Fortunately, @Paulo Campos could help by telling me about an improved method that uses 16 instead of 4 possible phase settings and a phase detection sensor/probe instead of the gutter.

Thank you Paulo for helping me again :)

Now I had to implement Paulo's method into my DIY printer, which is no 1:1 copy of another printer, but my own design, so there was some work needed to get it going.

Phase Detection Signal Properties

The signal has to be a sequence of sixteen -12V pulses with each pulse starting with a different phase shift to the piezo's sine wave signal.

This is done to get 16 successive droplets each having a different phase shift setting. These droplets get analyzed by the printer to find out which droplet got the most charge from the -12V pulse for selecting the best phase shift setting, in short phase.

By doing so the printer can choose from Phase 1 with 0⁰ phase shift to Phase 16 with 337.5⁰ phase shift to get the best possible charging quality.

Piezo Signal

Starting with the sine wave that drives the piezo:

For my printer, I chose 50kHz for driving the piezo, because this frequency is compatible with the 40kHz piezo rings, that you can find in ultrasonic cleaners and because it has a period of 20us which makes calculations with it easier than using an odd number.

Before talking about the phase detection signal's waveform it's worth mentioning, that droplet formation happens over the whole sine wave period while on the other hand, the charging puls can be pretty short, but has to happen at exactly the right moment of the droplet formation process.
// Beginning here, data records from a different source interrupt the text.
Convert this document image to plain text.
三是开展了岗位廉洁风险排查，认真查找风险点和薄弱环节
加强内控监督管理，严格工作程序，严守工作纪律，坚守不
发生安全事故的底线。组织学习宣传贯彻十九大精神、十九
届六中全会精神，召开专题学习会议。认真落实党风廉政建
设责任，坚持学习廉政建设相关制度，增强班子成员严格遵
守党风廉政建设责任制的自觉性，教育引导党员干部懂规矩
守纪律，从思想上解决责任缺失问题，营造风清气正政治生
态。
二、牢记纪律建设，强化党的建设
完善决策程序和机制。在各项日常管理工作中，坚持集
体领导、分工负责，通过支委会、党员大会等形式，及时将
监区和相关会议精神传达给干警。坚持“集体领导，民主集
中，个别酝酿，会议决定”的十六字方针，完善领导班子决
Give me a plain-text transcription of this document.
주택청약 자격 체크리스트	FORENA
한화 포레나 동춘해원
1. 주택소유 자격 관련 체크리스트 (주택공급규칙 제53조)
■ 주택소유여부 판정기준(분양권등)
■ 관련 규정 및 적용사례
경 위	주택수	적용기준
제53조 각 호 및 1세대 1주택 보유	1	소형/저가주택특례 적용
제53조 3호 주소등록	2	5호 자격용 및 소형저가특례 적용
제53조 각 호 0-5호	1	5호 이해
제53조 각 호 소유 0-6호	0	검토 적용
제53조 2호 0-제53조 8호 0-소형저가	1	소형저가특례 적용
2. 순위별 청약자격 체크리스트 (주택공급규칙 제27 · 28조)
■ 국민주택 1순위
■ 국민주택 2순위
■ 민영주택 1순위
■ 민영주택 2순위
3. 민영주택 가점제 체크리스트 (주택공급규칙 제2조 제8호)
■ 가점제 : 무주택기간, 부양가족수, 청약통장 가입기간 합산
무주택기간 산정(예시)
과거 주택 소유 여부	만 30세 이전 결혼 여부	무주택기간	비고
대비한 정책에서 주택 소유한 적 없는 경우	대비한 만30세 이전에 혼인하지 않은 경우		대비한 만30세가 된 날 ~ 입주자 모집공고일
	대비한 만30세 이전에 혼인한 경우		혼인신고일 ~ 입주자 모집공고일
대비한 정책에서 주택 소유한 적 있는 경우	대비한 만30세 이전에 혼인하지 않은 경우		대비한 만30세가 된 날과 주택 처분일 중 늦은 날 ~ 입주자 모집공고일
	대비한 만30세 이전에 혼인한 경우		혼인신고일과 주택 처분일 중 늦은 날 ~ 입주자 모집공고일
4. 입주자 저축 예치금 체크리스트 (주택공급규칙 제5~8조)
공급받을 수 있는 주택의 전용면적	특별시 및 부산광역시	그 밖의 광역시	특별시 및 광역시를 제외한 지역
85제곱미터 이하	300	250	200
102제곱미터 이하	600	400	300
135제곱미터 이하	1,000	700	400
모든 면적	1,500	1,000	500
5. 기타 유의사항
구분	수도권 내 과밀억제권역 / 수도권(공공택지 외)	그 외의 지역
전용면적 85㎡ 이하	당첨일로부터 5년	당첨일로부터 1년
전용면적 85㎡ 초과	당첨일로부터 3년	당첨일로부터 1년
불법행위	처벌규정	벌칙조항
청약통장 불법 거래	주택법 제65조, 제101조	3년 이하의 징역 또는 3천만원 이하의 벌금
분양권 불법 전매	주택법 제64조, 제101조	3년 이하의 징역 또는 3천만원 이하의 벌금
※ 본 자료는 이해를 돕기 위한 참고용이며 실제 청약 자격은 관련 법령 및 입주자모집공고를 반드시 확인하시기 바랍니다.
The phase detection feature finds the right moment by looking after the phase with the highest charge so that future charging pulses can be executed with this phase setting.

If parameters like ink pressure or viscosity change, the right moment for charging also changes which gets detected by the phase detection feature, which then selects another phase, that fits better to the new parameters.

Phase Detection Signal Waveform

Given that the piezo frequency is 50kHz with a period of 20us and the goal is to design a phase detection signal that completes a complete 360⁰ phase shift in 16 pulses I used a period of 21.25us for these pulses.

My assumption was:

20us / 16 = 1.25us

21.25us * 16 = 340us

20us * 17 = 340us

So, 16 pulse periods take as long as 17 sine wave periods which means that every pulse starts 1.25us later in the sine wave than the one before. The phase detection signal and the sine wave have to start at the same time and after 17 sine wave cycles / 16 pulse cycles, both waves are in sync again.

For the pulse, I just used a 50% duty cycle square wave, but I could just change the duty cycle if it turns out that another duty cycle would be better, just the period has to stay the same, so that 360⁰ phase shift takes 16 pulse cycles.

I added a 340us pause after the phase detection signal so that the period of the whole signal is 680us (340us signal, 340us pause) which equals a frequency of around 1.47kHz.